当店での写真展で在廊中に、我が家の愛犬マロンを撮影していただきました。ちょうど2015年度のカレンダーの仕事で、犬をたくさん撮影していらした時で、なんとマロンは、表紙になりました。(その時の飼主のバカ喜びぶりは以前ブログに書きました。)

犬の写真には定評のある彼女なので、この写真集でも、フィンランドの優しい自然の中で、のんびり暮す犬たちが撮影されています。犬ぞりで冬の大地を駆け抜ける作品は、おそろしく寒いだろうけど、たまらなく魅力的な夜明けが撮影されています。

「犬ゾリで凍った湖の上を走る。am10:00明るくなり始めた美しい空。太陽が低いのでピンクとブルーのファンタジーな色が数時間続くのが日本の空とは違う。私が冬に魅せられた色だ。」疾走する犬ゾリの前方にうっすらとピンク色で輝く地平線が美しい。

犬ぞり最後尾を走る、しっかり者の犬が、ちゃんと付いて来てる?と振り返ってチェックする様を捉えたユーモアたっぷりの作品などを見ていると、かくたさんと、この犬の間に伝わるものが感じられます。

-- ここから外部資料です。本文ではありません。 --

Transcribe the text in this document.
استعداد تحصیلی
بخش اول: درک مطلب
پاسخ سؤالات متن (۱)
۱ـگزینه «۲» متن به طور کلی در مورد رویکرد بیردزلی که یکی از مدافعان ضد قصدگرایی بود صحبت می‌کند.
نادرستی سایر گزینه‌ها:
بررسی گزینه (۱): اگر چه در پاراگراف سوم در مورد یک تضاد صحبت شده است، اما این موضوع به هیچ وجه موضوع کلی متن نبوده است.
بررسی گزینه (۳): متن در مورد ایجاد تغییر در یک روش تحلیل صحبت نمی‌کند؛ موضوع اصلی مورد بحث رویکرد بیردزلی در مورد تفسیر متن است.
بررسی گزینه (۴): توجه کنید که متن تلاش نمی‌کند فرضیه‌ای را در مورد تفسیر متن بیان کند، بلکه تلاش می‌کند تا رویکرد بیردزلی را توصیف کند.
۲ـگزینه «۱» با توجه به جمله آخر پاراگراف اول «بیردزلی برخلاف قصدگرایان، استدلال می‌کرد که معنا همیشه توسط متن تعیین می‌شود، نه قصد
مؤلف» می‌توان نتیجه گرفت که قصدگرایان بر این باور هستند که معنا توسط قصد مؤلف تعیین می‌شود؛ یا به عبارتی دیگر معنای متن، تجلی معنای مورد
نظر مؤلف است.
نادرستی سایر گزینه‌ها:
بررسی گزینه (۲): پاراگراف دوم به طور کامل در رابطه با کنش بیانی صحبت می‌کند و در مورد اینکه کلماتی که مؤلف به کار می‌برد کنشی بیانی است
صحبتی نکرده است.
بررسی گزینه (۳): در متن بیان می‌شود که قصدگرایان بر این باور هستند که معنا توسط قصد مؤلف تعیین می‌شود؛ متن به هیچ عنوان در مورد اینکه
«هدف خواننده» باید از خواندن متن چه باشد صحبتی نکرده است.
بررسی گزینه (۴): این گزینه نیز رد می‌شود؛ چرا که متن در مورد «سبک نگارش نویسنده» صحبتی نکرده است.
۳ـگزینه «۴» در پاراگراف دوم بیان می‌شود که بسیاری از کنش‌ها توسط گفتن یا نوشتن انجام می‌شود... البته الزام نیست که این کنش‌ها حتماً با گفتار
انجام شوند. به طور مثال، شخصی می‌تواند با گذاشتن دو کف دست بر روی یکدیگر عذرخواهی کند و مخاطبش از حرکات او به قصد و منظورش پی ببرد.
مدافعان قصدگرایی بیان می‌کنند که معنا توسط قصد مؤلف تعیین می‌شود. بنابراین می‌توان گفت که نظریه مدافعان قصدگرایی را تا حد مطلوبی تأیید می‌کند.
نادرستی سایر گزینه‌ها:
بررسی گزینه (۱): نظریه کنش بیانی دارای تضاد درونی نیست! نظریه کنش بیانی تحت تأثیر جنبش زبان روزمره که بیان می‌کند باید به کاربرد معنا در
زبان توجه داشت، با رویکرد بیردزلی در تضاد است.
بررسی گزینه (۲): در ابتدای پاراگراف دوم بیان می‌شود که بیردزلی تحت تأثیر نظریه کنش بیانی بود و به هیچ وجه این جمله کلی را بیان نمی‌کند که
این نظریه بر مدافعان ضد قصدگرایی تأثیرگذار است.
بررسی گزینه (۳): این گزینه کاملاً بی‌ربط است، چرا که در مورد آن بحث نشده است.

サンタクロースが住んでいるとされているラップランド。スウェーデン、ノルウェイ、フィンランド、ロシアの4カ国にまたがっている広大な場所は、原住民のサーミ人が暮らしています。かくたさんは、ここを訪れて、トナカイと暮す人達もファインダーに収めています。湖に佇むトナカイを見ていると、サンタさんが住んでいても不思議ではないと思いました。

サーミの華やかな民族衣装に身を固めた人物が、飼っているトナカイと一緒に収まっている写真が最後を飾っています。暖炉にあたりながら、魅力的な神話を語ってもらえそうです。

彼女の前作「キラリキラリ」(パイインターナショナル)も置いていますので、こちらもぜひご覧下さい。